System design, data flow, module structure, and design decisions for rag-params-finder.
rag-params-finder is a two-process system for RAG parameter sweep experimentation:
- Python CLI (thin client) — submits experiment configs to the server
- FastAPI Server (engine) — orchestrates the full pipeline end-to-end
- React Dashboard — visualization, sweep controls (pause/resume/cancel/delete), and results exploration
The CLI submits configs; the Dashboard observes progress and controls active sweeps. All pipeline business logic lives in the server.
CLI (submit YAML)
│
│ POST /experiments
▼
FastAPI Server
│
│ BackgroundTask per experiment
▼
┌──────────────────────────────────────────┐
│ Pipeline (one run per config combination)│
│ │
│ PDF/TXT/MD/CSV → Chunk → Embed │
│ → Atlas write → Query → Rerank │
│ → Store results │
└──────────────┬───────────────────────────┘
│
▼
MongoDB (Atlas cloud or Atlas Local)
┌────────────┐
│ chunks │ ← embeddings + vector index
│ experiments│
│ run_status │ ← phase tracking
│ results │
└────────────┘
│
│ polling (every 2s)
▼
React Dashboard
| Library | Purpose |
|---|---|
| FastAPI | REST API server |
| Python 3.12 | Language runtime |
| Voyage AI SDK | Embeddings + reranking (hosted) |
| sentence-transformers | Local embeddings + reranking (offline) |
| SIE (Superlinked Inference Engine) | Open-source embeddings via remote gateway or optional Docker (sie_embedder.py) |
| MongoDB Atlas / PyMongo | Vector storage + search (cloud or Atlas Local Docker) |
| LangChain text splitters | Recursive, fixed, token chunking |
| NLTK | Sentence chunking |
| tiktoken | Token-based chunking |
| pypdf | PDF text extraction |
| Typer | CLI framework |
| Rich | CLI output formatting |
| pydantic-settings | Centralized settings from .env |
| Library | Purpose |
|---|---|
| React 19 | UI framework |
| TypeScript 5.8 | Type safety |
| Vite 6 | Build tool |
| Tailwind CSS | Styling (locally installed, not CDN) |
rag-params-finder/
├── server/
│ ├── main.py # FastAPI app entry; lifespan: indexes + orphan reconciliation
│ ├── settings.py # Centralized pydantic-settings config
│ ├── api/
│ │ ├── experiments.py # CRUD, explore, db-stats, pause, resume, cancel, delete
│ │ ├── experiments_shared.py # Mongo helpers incl. db-stats aggregation
│ │ ├── sweep.py # POST /api/v1/sweep, GET /api/v1/best-config (Tier 1 ranked sweep)

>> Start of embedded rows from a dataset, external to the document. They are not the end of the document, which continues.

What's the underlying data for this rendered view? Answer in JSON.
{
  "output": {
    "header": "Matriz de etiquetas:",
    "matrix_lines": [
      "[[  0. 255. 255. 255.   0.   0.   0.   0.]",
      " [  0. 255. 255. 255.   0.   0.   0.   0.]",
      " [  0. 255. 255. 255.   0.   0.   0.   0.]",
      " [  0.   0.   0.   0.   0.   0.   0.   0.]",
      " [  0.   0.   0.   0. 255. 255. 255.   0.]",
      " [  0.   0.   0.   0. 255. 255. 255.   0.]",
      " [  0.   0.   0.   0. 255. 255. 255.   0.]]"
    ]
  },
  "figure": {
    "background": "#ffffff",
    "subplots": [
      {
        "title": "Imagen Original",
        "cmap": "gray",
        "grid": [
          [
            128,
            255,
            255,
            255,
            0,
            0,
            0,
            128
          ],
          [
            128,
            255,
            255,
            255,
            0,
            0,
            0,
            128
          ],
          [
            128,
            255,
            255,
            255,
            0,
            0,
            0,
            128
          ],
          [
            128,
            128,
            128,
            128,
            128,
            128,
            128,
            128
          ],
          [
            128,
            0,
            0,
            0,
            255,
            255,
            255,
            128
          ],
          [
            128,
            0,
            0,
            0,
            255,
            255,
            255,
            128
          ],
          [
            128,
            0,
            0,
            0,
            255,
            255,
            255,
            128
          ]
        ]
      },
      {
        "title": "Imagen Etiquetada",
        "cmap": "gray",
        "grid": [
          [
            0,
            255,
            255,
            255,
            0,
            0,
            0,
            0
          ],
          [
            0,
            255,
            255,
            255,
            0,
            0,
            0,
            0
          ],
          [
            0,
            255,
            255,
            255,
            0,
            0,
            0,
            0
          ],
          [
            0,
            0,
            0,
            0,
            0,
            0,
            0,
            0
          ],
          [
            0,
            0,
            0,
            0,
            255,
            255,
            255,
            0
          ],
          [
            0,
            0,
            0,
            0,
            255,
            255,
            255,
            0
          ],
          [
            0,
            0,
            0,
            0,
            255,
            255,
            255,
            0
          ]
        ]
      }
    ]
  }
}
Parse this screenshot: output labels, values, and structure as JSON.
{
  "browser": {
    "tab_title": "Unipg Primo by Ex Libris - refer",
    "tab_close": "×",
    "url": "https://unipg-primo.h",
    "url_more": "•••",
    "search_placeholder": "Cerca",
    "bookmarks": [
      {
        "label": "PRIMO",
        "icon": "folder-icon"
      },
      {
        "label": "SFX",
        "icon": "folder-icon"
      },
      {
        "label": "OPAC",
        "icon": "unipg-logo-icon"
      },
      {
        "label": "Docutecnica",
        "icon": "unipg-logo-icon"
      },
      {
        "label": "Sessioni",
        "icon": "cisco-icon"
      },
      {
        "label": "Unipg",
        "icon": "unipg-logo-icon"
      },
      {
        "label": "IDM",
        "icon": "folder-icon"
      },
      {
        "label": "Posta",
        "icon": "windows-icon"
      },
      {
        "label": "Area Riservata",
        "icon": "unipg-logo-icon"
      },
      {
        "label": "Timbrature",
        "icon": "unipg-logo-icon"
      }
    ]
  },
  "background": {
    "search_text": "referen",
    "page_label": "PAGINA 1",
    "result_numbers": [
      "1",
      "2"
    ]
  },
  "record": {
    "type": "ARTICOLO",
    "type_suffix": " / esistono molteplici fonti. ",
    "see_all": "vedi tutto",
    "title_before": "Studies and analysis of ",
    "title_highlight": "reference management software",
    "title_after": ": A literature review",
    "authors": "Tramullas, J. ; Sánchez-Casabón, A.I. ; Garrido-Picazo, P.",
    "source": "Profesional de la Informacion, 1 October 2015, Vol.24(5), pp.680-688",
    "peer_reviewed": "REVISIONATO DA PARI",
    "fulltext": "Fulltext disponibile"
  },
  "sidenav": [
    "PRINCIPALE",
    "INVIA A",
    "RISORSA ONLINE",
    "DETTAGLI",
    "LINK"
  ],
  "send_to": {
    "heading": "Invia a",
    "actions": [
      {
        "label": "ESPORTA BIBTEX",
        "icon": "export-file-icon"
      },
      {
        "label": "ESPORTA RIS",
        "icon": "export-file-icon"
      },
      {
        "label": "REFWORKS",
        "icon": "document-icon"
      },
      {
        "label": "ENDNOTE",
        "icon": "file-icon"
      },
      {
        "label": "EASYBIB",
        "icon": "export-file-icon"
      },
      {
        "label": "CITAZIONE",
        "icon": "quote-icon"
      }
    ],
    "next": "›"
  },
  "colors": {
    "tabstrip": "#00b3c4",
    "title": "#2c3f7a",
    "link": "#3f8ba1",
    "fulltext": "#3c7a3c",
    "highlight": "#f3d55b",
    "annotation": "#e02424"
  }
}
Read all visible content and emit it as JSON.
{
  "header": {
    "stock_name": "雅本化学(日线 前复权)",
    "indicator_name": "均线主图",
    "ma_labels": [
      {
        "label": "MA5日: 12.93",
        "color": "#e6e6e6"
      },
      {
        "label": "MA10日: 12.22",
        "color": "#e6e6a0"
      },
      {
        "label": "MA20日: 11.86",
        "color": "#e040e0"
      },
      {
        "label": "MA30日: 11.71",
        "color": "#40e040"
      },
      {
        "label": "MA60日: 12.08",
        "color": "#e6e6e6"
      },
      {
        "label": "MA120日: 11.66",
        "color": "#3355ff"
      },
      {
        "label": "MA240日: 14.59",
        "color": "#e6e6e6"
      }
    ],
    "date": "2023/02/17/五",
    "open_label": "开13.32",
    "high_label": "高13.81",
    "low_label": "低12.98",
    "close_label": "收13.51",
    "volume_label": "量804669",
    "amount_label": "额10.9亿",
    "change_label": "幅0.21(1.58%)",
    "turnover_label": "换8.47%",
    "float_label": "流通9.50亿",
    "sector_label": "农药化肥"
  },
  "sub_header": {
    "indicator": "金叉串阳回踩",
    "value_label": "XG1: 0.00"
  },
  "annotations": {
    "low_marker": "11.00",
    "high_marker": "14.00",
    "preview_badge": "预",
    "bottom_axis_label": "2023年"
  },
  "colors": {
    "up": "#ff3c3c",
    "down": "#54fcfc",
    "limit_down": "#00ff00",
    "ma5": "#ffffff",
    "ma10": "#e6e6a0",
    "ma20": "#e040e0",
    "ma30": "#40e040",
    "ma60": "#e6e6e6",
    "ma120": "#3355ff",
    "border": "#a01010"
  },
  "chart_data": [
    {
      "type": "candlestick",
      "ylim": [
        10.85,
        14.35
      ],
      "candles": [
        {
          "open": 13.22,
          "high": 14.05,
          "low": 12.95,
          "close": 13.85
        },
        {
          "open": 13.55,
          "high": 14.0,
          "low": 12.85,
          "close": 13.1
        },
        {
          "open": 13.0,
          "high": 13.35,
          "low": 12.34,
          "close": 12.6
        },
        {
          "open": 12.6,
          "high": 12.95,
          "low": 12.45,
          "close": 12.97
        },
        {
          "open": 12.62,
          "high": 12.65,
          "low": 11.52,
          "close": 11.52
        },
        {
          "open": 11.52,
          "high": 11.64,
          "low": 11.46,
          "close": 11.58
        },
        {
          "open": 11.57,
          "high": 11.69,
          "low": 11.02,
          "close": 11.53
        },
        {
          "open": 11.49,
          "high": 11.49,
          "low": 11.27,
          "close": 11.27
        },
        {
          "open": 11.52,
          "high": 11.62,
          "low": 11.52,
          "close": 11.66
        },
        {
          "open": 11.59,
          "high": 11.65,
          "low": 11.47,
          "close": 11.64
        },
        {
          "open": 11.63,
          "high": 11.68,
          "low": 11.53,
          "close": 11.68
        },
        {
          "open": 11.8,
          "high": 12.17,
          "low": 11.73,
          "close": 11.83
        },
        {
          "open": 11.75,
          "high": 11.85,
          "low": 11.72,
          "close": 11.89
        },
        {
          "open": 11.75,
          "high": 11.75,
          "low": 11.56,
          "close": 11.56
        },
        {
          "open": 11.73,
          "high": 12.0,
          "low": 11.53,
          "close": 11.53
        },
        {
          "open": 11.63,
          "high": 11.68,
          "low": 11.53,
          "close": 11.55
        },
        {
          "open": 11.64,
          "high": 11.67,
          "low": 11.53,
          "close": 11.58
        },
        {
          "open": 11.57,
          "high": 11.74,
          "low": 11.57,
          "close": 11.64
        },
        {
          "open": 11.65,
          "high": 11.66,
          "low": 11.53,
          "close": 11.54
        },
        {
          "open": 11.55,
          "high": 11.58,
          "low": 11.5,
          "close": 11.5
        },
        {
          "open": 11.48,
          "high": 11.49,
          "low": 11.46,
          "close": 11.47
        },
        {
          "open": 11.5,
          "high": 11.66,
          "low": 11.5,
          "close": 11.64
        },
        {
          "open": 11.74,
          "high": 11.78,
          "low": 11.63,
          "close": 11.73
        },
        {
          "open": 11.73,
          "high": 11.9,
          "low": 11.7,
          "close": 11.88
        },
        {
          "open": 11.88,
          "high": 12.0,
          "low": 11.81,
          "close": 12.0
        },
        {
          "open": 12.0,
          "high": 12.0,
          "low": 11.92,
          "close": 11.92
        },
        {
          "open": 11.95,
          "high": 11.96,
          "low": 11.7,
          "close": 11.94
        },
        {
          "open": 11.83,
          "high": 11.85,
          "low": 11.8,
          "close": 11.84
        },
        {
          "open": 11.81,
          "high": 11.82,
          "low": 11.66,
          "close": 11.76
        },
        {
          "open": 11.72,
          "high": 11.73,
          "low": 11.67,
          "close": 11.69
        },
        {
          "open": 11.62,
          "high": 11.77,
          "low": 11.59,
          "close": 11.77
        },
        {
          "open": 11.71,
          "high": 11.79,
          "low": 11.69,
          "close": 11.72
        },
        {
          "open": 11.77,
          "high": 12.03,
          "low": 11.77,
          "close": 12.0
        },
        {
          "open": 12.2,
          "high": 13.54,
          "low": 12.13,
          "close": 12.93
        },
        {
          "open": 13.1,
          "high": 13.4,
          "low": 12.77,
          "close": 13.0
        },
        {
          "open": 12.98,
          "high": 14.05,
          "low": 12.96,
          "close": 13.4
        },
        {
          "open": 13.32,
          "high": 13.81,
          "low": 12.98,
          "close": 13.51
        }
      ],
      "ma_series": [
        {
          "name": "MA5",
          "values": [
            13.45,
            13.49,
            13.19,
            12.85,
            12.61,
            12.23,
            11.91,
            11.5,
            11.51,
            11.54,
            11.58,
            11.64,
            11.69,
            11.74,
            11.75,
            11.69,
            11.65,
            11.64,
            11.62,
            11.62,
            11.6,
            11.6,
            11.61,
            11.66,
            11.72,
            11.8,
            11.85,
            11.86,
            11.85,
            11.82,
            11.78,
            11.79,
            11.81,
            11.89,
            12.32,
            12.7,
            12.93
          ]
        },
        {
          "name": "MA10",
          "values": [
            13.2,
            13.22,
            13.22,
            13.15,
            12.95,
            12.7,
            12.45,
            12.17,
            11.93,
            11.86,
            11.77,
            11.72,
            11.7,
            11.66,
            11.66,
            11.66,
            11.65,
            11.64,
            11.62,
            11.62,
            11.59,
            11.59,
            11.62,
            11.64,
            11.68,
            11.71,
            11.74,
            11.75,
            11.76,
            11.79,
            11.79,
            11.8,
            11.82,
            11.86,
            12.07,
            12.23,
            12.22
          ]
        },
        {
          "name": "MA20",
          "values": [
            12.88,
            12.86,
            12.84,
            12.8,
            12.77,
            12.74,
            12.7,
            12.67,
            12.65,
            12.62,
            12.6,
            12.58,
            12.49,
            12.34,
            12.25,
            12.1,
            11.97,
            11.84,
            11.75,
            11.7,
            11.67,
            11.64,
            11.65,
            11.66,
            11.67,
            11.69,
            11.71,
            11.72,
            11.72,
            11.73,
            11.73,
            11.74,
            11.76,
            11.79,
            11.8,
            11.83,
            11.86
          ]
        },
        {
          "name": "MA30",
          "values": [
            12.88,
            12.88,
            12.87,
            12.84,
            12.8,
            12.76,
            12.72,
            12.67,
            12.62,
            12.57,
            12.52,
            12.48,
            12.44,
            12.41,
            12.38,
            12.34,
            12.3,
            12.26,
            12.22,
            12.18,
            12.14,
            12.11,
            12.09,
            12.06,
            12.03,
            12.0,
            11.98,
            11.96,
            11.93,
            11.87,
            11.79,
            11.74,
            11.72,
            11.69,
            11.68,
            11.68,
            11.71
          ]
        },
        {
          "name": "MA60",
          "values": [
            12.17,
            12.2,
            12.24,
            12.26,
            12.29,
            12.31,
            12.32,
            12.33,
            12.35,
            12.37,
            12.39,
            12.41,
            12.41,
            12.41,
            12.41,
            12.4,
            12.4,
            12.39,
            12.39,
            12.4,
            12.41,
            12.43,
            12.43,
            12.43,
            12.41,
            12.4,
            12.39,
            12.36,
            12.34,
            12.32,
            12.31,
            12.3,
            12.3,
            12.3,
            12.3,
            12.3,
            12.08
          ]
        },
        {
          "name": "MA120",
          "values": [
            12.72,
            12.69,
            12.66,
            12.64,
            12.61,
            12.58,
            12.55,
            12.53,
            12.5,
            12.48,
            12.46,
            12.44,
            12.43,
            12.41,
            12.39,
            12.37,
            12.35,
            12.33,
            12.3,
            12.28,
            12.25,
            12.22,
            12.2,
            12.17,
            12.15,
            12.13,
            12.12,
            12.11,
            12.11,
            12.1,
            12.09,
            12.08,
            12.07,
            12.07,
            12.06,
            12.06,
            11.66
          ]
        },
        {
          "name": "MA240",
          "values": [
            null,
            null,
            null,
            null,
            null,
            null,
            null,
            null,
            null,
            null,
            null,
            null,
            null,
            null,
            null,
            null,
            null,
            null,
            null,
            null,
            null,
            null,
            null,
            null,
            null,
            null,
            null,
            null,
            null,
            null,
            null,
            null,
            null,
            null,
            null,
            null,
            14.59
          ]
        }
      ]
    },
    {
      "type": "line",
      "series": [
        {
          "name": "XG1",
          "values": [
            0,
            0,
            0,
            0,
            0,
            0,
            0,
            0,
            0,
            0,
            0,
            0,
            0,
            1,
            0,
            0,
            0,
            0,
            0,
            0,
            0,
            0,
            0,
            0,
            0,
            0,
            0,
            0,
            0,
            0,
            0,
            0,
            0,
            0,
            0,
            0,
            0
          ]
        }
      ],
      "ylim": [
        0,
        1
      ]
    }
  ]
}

│ │ └── runs.py # GET /runs/{id}/status
│ ├── core/
│ │ ├── orchestrator.py # run_sweep(), resume_sweep(), run_single() pipeline; index preflight
│ │ ├── embedder_factory.py # get_embedder(provider) — voyage | local | sie dispatch
│ │ ├── sie_embedder.py # SIE embeddings (BGE-M3, Stella-v5, SPLADE-v3)
│ │ ├── sie_guard.py # SIE preflight — SIE_ENABLED + gateway reachability
│ │ ├── aim_logger.py # Aim experiment run logging (no-op on init failure)
│ │ ├── executors.py # SWEEP_EXECUTOR + HEAVY_READ_EXECUTOR (isolate long work from API pool)
│ │ ├── search_index_plan.py # required indexes from config; capacity assessment (pure)
│ │ ├── search_index_guard.py # cluster snapshot + ensure retry; SearchIndexMismatchError
│ │ ├── startup_reconciliation.py # fix stale running experiments on boot
│ │ ├── atlas_storage.py # Atlas Admin API quota + dbStats footprint
│ │ ├── pdf_parser.py # pypdf text extraction
│ │ ├── query_loader.py # persona JSON → Query dataclass list
│ │ ├── model_registry.py # embedding + reranking model catalog
│ │ ├── embedder.py # Voyage embed(); voyage-context-3 → contextualized_embed + segment split
│ │ ├── local_embedder.py # sentence-transformers embedding (lazy-load, cached)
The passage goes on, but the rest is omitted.